After devouring the ‘pops’ the starters then arrived, which was a mix of seafood, vegetable and meat platters – and these were delicious! And plenty! The fish in particular received rave reviews from all members – with some touting it the best fish starter ever. Anticipation for the mains was high after this, and thankfully did not disappoint – the food was very tasty and lots of it. I couldn’t tell you what everyone had as I was too engrossed in my Rogan Josh. Mmm. With such large portions (ooh matron), some food was left for bagging up – which was done by Matty #nodiggity. He bagged up everybody’s remains for what was sure to be a mish mash of curry flavours for the following days lunch. After all, he needed to fuel up for another session it seemed as he attempted to entice Listep in another 2pm start - giving him stick for putting a Christmas visit to his mum over sitting with him in the Morley Mercantile for 6 hours.
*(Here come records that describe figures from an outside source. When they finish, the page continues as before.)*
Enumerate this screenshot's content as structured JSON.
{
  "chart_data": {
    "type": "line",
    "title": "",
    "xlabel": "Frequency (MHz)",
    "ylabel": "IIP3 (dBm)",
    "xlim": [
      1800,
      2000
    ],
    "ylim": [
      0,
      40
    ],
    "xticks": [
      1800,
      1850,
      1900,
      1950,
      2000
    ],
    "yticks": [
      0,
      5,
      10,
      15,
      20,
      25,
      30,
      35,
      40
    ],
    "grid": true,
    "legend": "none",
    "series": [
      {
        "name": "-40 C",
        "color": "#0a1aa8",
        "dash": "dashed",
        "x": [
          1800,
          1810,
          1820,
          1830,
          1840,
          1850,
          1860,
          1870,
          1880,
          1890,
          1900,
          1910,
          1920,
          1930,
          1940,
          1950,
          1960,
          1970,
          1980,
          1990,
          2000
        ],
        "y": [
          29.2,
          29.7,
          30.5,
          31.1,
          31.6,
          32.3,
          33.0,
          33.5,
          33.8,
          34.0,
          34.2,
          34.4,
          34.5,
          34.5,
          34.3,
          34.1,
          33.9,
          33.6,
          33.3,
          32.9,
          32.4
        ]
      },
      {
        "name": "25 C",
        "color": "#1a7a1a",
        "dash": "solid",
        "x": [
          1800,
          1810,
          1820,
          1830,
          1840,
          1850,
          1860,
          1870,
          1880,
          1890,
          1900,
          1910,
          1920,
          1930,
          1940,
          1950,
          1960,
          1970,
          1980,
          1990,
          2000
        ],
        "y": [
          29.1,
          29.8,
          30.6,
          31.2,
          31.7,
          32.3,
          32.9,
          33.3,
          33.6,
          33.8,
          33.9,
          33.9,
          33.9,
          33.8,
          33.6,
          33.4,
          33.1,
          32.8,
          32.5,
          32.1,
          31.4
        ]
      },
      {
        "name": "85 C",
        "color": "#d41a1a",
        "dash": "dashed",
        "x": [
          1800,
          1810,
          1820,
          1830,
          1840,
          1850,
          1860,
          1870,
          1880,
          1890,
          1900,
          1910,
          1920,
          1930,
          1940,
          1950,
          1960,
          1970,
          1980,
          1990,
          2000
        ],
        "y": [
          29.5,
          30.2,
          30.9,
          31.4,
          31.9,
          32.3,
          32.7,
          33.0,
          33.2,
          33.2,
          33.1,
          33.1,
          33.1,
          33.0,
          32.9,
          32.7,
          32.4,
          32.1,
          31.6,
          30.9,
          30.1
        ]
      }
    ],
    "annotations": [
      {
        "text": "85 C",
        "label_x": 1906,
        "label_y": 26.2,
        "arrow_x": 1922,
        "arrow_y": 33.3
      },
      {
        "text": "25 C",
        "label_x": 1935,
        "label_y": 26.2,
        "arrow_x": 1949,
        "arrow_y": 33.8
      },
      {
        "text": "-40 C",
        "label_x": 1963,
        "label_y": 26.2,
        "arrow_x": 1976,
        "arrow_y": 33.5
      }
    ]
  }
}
Members were chanting for me ‘to do a Gledhill’ and demand shots on the house but my polite approach to the manager fell on deaf ears. All was not lost though as I was told I could have as many mint imperials as I’d like. Score. Broady took a few for the long journey back to his car, thanks to Matty making him park closer to Zimbabwe than Leeds centre. Coming in at £235, it is on the higher side of the price line but for excellent food and ‘mmm lots’ of it, it’s probably worth it.

Cheers for reading!
An entertaining journey home in Gledhill’s car as Matty was caught checking his pulse – “it’s just something I do now”. Probably for the best. There was also a debate on toilet roll usage and just how many sheets are needed, per wipe, post poo. The consensus seemed to agree 3 or 4 sheets, folded for that extra ply was a better option than Matty’s ludicrous World War 1 ration of 1 sheet per wipe ratio. Wash your hands Matty. Wash those hands.




Merry Christmas and a happy new year from the Curry Club!